Stockport-born and Norwich-based author Tom Benn is the winner of the 2022 Sunday Times Charlotte Aitken Young Writer of the Year Award, announced this week. Here, the UEA crime writing lecturer explains how his writing is all about the North – but inspired by living and working in Norwich
What led you to East Anglia and how far do you feel from your Northern roots, here? Did you come to do a Creative Writing MA and then decide to stay?
I was encouraged by a brilliant A-Level English teacher to apply to UEA because of its reputation for English and Creative Writing. I moved from Manchester at 18 and have been here ever since. All my writing is about the North to some degree; and while I go back up regularly, I find the distance useful.
How long have you been teaching at the UEA and does Norwich inspire your work in any way?
I’ve been teaching part-time at UEA for a decade in one capacity or another. So much of my formative reading and writing has happened here. Listening to my students support and shape each other’s works-in-progress is a privilege. My students inspire me by challenging my own ways of seeing and being on the page. Seminar discussions help me to refine my own responses to the texts I love and have given them to read, and to expand the critical contexts in which we frame and enter those texts. I encourage my students to write fiction in response to fiction. Interrogating the whats, hows and whys of a piece of writing is a way for writers to interrogate themselves and their own creative practice. This is how writing responds to the world. First it must look inward and look backward so that it can look outward and look forward.
Is Norwich something of a magnet for writers, do you think?
Yes. We seem to stick around. Norwich is the city to hide out in and write books. Nobody really arrives in Norwich accidentally; you have to want to come here. It’s a regional outlier innovating from the margins, inviting and incubating talent from everywhere.
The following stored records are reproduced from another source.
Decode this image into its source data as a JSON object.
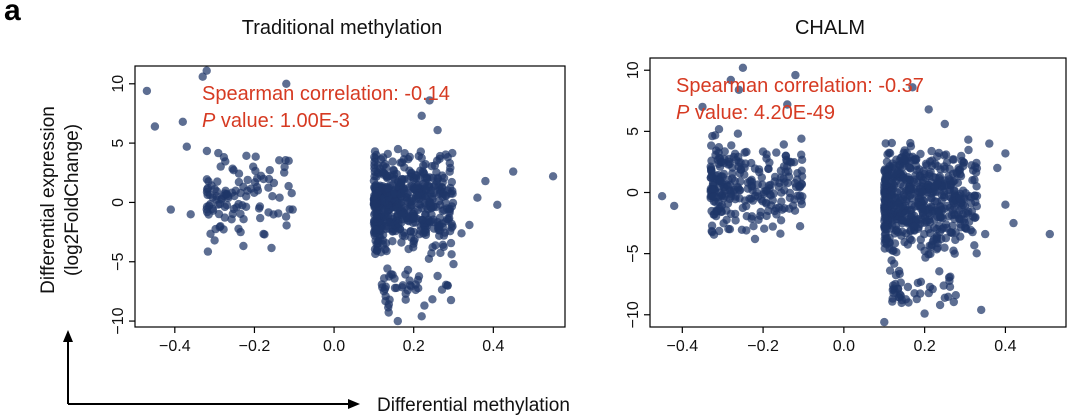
{
  "panel_label": "a",
  "shared_axes": {
    "ylabel_line1": "Differential expression",
    "ylabel_line2": "(log2FoldChange)",
    "xlabel": "Differential methylation"
  },
  "colors": {
    "points": "#1f3668",
    "annotation": "#d63a22",
    "axis": "#000000"
  },
  "chart_data": [
    {
      "type": "scatter",
      "title": "Traditional methylation",
      "xlim": [
        -0.5,
        0.58
      ],
      "ylim": [
        -10.5,
        11.5
      ],
      "xticks": [
        "−0.4",
        "−0.2",
        "0.0",
        "0.2",
        "0.4"
      ],
      "xtick_values": [
        -0.4,
        -0.2,
        0.0,
        0.2,
        0.4
      ],
      "yticks": [
        "−10",
        "−5",
        "0",
        "5",
        "10"
      ],
      "ytick_values": [
        -10,
        -5,
        0,
        5,
        10
      ],
      "annotation_line1": "Spearman correlation: -0.14",
      "annotation_p_italic": "P",
      "annotation_line2_rest": " value: 1.00E-3",
      "point_color": "#1f3668",
      "clusters": [
        {
          "xmin": -0.32,
          "xmax": -0.1,
          "ymin": -4,
          "ymax": 5,
          "count": 110,
          "seed": 11
        },
        {
          "xmin": 0.1,
          "xmax": 0.3,
          "ymin": -5,
          "ymax": 5,
          "count": 520,
          "seed": 23
        },
        {
          "xmin": 0.12,
          "xmax": 0.3,
          "ymin": -9.5,
          "ymax": -5,
          "count": 40,
          "seed": 31
        }
      ],
      "points": [
        [
          -0.47,
          9.4
        ],
        [
          -0.45,
          6.4
        ],
        [
          -0.32,
          11.1
        ],
        [
          -0.33,
          10.6
        ],
        [
          -0.38,
          6.8
        ],
        [
          -0.37,
          4.7
        ],
        [
          -0.12,
          10.0
        ],
        [
          -0.41,
          -0.6
        ],
        [
          -0.36,
          -1.0
        ],
        [
          -0.3,
          -3.2
        ],
        [
          0.55,
          2.2
        ],
        [
          0.45,
          2.6
        ],
        [
          0.41,
          -0.2
        ],
        [
          0.38,
          1.8
        ],
        [
          0.36,
          0.4
        ],
        [
          0.34,
          -1.9
        ],
        [
          0.32,
          -2.6
        ],
        [
          0.22,
          -9.6
        ],
        [
          0.16,
          -10.0
        ],
        [
          0.18,
          -8.2
        ],
        [
          0.26,
          -6.2
        ],
        [
          0.3,
          -5.2
        ],
        [
          0.26,
          6.1
        ],
        [
          0.22,
          7.3
        ],
        [
          0.24,
          8.6
        ]
      ]
    },
    {
      "type": "scatter",
      "title": "CHALM",
      "xlim": [
        -0.48,
        0.55
      ],
      "ylim": [
        -11.0,
        11.0
      ],
      "xticks": [
        "−0.4",
        "−0.2",
        "0.0",
        "0.2",
        "0.4"
      ],
      "xtick_values": [
        -0.4,
        -0.2,
        0.0,
        0.2,
        0.4
      ],
      "yticks": [
        "−10",
        "−5",
        "0",
        "5",
        "10"
      ],
      "ytick_values": [
        -10,
        -5,
        0,
        5,
        10
      ],
      "annotation_line1": "Spearman correlation: -0.37",
      "annotation_p_italic": "P",
      "annotation_line2_rest": " value: 4.20E-49",
      "point_color": "#1f3668",
      "clusters": [
        {
          "xmin": -0.33,
          "xmax": -0.1,
          "ymin": -4,
          "ymax": 5,
          "count": 260,
          "seed": 41
        },
        {
          "xmin": 0.1,
          "xmax": 0.33,
          "ymin": -6,
          "ymax": 5,
          "count": 560,
          "seed": 53
        },
        {
          "xmin": 0.12,
          "xmax": 0.28,
          "ymin": -9.8,
          "ymax": -6,
          "count": 40,
          "seed": 67
        }
      ],
      "points": [
        [
          -0.45,
          -0.3
        ],
        [
          -0.42,
          -1.1
        ],
        [
          -0.25,
          10.2
        ],
        [
          -0.28,
          9.2
        ],
        [
          -0.35,
          7.0
        ],
        [
          -0.26,
          8.4
        ],
        [
          -0.12,
          9.6
        ],
        [
          -0.14,
          7.2
        ],
        [
          0.51,
          -3.4
        ],
        [
          0.42,
          -2.5
        ],
        [
          0.4,
          3.2
        ],
        [
          0.4,
          -1.0
        ],
        [
          0.38,
          2.0
        ],
        [
          0.36,
          4.0
        ],
        [
          0.35,
          -3.4
        ],
        [
          0.34,
          -9.6
        ],
        [
          0.1,
          -10.6
        ],
        [
          0.2,
          -9.9
        ],
        [
          0.16,
          -9.0
        ],
        [
          0.22,
          -7.9
        ],
        [
          0.17,
          8.6
        ],
        [
          0.21,
          6.8
        ],
        [
          0.25,
          5.6
        ],
        [
          -0.22,
          -3.8
        ]
      ]
    }
  ]
}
This is why the current neoliberal crisis at UEA is so worrying for the city and beyond. There is a real danger it could damage the future cultural and economic health of the region.
What is it about crime fiction that particularly appeals to you as a genre?
Crime fiction deals with transgression. At its best the genre can serve as a trenchant vehicle to explore social, psychological, ideological, legal, and moral borders; how these borders are established and maintained, violated and redrawn; what they protect and what they deny; who polices them and under whose authority.
What’s Oxblood about?
Oxblood’s about three generations of mothers living together in 1980s’ Wythenshawe, Manchester. The family’s criminal patriarchs might be dead, but their violent legacy haunts these women. It traps them together but keeps them apart. Their home is also literally haunted by the cheerful ghost of a murdered lover.
What does it mean to you to be shortlisted for the Charlotte Aitken Young Writer Award? This isn’t the first time you’ve been shortlisted and longlisted – how important is it to make the list, long or short, as a young writer?
Oxblood took a long time to write and a long time to get published – and so I feel incredibly lucky. So many books slip under the radar. It couldn’t be more surreal and encouraging to be recognised by prize judges whose own writing I admire, and to be shortlisted for an award that has championed so many talented writers whose work means something to me.
Noirwich is returning this year – would you say Norwich is one of the top cities in the world when it comes to celebrating that style of writing?
I co-programme Noirwich Crime Writing Festival with my UEA colleagues Professor Henry Sutton and Dr Nathan Ashman, alongside an amazing Arts & Humanities events team. September 2023 sees Noirwich celebrate its tenth anniversary, and we’re curating our boldest line-up yet: one that represents the genre vanguard. We’re looking at where crime writing is today and where it might be going in the future. Look out for festival announcements soon on social media. I also teach on UEA’s part-time MA in Crime Fiction. Students write crime novels over two years. We’ve had two dozen published graduates since 2017, many of them award winners. So, yes: there’s something about the Fine City that seems to champion a life of crime.
What’s next for you? Your next book is in a nightclub? A northern nightclub – or has Norwich nightlife inspired you in any way?
My next novel, to misquote Collette, is about dancing, light, freedom, music – and northern ghosts. It’s framed around a Manchester nightclub. However, I did work in Norwich clubs on Prince of Wales Road as a student. Those experiences will no doubt fold into the novel in some way, somehow.